After parting ways with longtime head coach Bill Belichick last offseason, many believed the Patriots were angling to hire the then recently fired Tennessee Titans head coach Mike Vrabel to replace him.
Instead, New England took a flier on another of its former linebackers Jerod Mayo, but owner Robert Kraft pulled the plug on Mayo after just one season (the Pats went 4-13 this year) and pounced on Vrabel, who was the hottest coaching free agent on the market and who fans wanted the team to hire last year.
Some believe Kraft even expeditiously interviewed both Pep Hamilton and Byron Leftwich to skirt the Rooney rule, which requires teams to interview minority candidates for open head coach and senior football operations jobs, to ensure New England got Vrabel before anyone else did (he was linked to openings with the New York Jets and Las Vegas Raiders.)

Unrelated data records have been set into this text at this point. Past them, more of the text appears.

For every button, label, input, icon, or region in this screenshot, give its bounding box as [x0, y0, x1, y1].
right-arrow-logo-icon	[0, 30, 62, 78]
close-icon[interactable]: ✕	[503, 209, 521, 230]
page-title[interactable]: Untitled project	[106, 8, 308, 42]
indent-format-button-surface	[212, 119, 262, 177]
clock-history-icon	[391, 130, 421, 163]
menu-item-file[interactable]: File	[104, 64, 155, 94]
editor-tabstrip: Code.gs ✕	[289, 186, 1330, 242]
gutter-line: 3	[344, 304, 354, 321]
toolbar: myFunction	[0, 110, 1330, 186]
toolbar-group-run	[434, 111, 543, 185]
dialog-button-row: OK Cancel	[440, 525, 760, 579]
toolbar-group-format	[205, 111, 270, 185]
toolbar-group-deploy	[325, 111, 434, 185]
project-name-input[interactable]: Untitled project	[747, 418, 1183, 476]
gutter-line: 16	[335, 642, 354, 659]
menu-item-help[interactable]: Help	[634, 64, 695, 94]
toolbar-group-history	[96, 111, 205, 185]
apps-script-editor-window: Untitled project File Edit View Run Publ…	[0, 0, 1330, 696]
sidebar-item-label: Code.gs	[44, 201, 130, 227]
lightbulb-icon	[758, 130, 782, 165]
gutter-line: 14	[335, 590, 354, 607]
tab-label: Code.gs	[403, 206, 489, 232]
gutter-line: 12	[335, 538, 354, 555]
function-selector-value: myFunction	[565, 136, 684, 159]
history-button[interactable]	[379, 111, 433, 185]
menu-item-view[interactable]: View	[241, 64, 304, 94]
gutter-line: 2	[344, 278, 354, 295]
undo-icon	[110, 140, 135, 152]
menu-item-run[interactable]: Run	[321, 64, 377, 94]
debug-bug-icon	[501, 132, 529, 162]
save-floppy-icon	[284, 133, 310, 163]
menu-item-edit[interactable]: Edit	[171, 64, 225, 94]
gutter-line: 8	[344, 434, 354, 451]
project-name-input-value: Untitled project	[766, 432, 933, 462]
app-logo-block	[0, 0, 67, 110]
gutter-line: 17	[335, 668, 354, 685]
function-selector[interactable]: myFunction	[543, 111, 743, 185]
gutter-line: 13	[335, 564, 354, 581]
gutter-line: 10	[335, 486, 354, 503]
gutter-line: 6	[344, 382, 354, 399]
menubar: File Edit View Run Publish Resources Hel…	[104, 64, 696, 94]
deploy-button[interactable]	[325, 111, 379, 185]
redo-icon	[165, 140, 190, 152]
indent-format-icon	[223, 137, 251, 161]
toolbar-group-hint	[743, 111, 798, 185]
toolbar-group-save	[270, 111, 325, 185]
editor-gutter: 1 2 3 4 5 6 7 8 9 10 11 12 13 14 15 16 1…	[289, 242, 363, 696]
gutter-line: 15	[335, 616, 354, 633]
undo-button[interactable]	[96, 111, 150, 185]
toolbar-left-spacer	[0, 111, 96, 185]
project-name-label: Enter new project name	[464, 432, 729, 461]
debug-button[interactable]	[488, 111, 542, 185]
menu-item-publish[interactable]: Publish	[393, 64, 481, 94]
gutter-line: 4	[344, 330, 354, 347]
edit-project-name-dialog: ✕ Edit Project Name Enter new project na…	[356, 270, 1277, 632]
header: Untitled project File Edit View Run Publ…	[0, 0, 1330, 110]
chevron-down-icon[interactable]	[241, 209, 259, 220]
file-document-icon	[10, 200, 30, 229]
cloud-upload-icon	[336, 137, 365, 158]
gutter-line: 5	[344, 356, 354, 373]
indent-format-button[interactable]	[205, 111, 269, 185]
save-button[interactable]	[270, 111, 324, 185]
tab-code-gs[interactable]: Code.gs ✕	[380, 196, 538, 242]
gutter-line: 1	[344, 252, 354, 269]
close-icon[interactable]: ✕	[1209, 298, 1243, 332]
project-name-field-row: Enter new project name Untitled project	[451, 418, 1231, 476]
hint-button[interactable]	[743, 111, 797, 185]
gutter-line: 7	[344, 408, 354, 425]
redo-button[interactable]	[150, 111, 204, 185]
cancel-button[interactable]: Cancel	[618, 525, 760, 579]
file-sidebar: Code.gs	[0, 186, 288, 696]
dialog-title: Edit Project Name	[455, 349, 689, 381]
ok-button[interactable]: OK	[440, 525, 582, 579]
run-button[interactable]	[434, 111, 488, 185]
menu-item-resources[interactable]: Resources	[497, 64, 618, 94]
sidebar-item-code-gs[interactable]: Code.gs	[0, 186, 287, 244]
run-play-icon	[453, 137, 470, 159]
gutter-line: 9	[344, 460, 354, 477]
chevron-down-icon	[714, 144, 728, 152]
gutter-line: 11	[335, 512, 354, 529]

And while the consensus among sports media pundits was that Mayo wasn’t given a fair shake, many of those same analysts believe the Pats got it right in bringing in Vrabel, who had a 54-45 record with three playoff appearances, one AFC championship game appearance and two division championships, as his replacement.

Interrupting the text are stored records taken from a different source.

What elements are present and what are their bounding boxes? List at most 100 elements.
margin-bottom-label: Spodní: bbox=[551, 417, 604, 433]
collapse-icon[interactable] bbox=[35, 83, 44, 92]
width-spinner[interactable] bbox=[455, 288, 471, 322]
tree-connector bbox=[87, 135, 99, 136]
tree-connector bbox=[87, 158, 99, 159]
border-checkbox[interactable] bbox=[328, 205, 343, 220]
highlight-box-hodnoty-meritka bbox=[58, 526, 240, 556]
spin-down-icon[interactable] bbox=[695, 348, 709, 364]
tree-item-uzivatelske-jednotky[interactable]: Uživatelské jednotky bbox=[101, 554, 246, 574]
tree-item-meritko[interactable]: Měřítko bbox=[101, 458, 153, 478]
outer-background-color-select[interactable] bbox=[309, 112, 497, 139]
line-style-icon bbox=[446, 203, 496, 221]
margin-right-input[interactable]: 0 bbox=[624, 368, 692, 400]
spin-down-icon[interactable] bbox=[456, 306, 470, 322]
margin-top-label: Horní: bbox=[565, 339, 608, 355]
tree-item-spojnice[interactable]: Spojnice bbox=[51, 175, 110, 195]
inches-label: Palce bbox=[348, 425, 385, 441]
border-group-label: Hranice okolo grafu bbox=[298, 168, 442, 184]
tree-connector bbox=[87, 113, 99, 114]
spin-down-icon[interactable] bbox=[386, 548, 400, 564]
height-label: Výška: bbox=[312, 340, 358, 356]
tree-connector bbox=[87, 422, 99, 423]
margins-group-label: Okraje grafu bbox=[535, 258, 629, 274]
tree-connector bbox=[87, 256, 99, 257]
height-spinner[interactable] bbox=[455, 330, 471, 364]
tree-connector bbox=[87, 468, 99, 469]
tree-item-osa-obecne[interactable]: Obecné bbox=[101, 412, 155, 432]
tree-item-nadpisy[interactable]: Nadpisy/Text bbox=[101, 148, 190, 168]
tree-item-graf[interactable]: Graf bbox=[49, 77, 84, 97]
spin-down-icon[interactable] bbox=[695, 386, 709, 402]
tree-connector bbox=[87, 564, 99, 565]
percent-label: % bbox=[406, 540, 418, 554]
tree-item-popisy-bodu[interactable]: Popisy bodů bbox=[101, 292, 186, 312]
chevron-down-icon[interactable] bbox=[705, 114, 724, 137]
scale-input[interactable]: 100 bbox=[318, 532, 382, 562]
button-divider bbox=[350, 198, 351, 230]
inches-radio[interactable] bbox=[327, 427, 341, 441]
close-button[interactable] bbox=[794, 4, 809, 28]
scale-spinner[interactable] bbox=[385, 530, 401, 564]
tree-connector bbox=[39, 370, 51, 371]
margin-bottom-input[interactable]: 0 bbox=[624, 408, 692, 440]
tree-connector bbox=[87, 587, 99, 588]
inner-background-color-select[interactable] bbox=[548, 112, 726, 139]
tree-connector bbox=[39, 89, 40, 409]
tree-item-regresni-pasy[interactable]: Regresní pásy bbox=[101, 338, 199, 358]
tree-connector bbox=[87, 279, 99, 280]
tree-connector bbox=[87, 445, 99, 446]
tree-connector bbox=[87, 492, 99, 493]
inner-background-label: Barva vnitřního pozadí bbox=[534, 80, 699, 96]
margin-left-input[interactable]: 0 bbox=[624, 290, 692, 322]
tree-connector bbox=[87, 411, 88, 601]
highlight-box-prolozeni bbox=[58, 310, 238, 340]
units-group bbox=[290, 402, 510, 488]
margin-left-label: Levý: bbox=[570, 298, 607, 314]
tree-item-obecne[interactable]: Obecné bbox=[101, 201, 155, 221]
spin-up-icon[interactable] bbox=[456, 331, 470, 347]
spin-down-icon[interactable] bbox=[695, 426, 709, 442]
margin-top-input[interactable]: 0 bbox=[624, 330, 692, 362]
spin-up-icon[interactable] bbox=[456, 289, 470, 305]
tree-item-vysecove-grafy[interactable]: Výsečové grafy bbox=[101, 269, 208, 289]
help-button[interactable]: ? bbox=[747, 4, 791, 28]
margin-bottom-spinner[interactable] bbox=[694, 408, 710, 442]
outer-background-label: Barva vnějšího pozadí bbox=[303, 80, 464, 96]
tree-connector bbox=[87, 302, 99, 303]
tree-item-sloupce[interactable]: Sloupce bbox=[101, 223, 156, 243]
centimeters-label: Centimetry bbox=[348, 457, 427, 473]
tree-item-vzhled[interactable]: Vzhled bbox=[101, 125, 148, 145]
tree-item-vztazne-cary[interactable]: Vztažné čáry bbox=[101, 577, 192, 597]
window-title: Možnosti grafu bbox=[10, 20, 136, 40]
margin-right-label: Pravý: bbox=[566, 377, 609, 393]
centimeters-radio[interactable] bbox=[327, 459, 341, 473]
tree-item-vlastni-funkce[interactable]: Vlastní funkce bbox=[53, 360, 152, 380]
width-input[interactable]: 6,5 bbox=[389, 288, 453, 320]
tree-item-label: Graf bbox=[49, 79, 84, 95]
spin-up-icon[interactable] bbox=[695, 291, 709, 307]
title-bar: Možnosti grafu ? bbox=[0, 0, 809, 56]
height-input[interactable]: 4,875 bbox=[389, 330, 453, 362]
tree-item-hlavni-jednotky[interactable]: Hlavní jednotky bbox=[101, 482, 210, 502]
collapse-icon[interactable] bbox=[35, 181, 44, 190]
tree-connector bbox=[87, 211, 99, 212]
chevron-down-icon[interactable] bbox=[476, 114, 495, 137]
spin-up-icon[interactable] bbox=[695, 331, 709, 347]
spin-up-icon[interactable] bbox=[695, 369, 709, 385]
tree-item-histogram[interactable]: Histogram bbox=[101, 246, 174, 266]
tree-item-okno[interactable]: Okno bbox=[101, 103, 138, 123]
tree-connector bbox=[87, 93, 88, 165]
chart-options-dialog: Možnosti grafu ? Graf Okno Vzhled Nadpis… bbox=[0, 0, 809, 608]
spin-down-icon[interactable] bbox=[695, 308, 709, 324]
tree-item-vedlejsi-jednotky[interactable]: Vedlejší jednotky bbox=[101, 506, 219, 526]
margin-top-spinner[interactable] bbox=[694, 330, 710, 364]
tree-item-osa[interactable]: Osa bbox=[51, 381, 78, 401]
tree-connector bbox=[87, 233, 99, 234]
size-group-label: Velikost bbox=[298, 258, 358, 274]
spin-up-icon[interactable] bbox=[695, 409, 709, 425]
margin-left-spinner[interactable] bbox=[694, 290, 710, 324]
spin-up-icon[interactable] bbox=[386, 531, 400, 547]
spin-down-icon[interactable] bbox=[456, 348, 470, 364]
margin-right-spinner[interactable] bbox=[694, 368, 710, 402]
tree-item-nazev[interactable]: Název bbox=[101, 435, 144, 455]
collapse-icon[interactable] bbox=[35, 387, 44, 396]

Former Patriots linebacker-turned-ESPN analyst Tedy Bruschi is among them, and he shared some strong feelings about Vrabel’s hire during “NFL Countdown” not long after the news was announced.
“I love the hire,” Bruschi said. “Of course, this guy is a friend of mine. But there is going to be a change. I'm a little bit surprised that this happened because there are some people upstairs in the organization that want to be heard. And sometimes they're going to have to take a bite of humble pie and understand your opinion doesn't matter on this one' because there are people in the building that know more.

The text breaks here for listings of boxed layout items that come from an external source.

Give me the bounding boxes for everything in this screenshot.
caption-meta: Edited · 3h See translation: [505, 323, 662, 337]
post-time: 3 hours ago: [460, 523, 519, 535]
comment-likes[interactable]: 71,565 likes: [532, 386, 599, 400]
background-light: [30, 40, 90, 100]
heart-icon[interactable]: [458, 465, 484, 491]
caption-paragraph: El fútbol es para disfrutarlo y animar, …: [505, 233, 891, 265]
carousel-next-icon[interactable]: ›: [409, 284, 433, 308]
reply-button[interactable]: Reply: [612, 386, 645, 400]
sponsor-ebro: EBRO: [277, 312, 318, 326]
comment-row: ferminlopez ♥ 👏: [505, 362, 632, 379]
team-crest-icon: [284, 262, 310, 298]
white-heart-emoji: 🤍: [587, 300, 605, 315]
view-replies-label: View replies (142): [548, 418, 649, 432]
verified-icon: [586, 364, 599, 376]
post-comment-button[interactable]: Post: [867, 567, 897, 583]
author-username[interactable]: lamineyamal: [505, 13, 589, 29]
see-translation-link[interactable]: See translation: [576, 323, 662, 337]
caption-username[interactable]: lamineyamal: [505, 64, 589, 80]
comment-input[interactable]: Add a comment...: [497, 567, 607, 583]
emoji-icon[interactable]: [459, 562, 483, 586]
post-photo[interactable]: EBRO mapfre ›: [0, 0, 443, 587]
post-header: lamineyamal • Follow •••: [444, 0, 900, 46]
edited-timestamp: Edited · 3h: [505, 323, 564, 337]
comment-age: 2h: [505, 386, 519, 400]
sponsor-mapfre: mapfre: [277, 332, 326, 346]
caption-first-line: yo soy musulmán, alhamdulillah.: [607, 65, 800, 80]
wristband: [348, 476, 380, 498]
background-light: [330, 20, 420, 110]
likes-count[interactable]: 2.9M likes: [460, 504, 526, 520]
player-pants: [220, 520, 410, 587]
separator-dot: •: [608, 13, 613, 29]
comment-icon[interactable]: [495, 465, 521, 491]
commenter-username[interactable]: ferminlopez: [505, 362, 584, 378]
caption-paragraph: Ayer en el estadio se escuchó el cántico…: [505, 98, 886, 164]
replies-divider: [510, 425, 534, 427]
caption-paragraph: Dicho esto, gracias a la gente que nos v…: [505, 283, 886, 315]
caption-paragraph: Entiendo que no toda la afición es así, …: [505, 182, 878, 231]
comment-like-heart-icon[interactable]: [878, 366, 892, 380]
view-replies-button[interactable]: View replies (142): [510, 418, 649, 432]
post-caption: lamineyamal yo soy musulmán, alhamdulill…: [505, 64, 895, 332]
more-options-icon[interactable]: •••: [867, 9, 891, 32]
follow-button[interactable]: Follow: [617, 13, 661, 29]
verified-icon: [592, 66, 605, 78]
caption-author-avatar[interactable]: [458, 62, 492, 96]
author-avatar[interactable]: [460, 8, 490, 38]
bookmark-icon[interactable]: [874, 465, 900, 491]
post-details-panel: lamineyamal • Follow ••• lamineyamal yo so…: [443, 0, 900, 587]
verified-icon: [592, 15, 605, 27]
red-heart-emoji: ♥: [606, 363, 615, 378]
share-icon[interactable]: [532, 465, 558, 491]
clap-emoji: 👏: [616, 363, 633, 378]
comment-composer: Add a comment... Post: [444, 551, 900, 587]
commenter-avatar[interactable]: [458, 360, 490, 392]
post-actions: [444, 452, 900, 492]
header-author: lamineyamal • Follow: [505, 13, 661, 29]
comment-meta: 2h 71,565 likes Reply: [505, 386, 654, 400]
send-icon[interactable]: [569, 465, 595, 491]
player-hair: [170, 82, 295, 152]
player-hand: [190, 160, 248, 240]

“I hope that is what happens this time around because the collaboration project did not work. I'm glad it's going to change a little bit to a coach that has more experience and they know what they're getting exactly with Mike Vrabel.”
Many have compared Vrabel’s coaching style to Belichick, who he played under for seven seasons and won three Super Bowls with as a player. Both coaches share a no-nonsense, do-your-job philosophy, but Bruschi believes there’s actually another former Patriots coach that Vrabel more closely resembles.
“I’d say he’s more Bill Parcells-like than Bill Belichick because of the way he can talk to players on an even-keel, personal level. That’s what I like about [Vrabel]. I think Vrabel has it in him to collaborate, to a point. … I think it’s OK when it’s a little bit of both [a dictatorship and partnership].
“Sometimes it has to be because you’re dealing with…football players, and we are different than a lot of other people on the planet it terms of personality, mental toughness, our determination, our conviction — all of it.”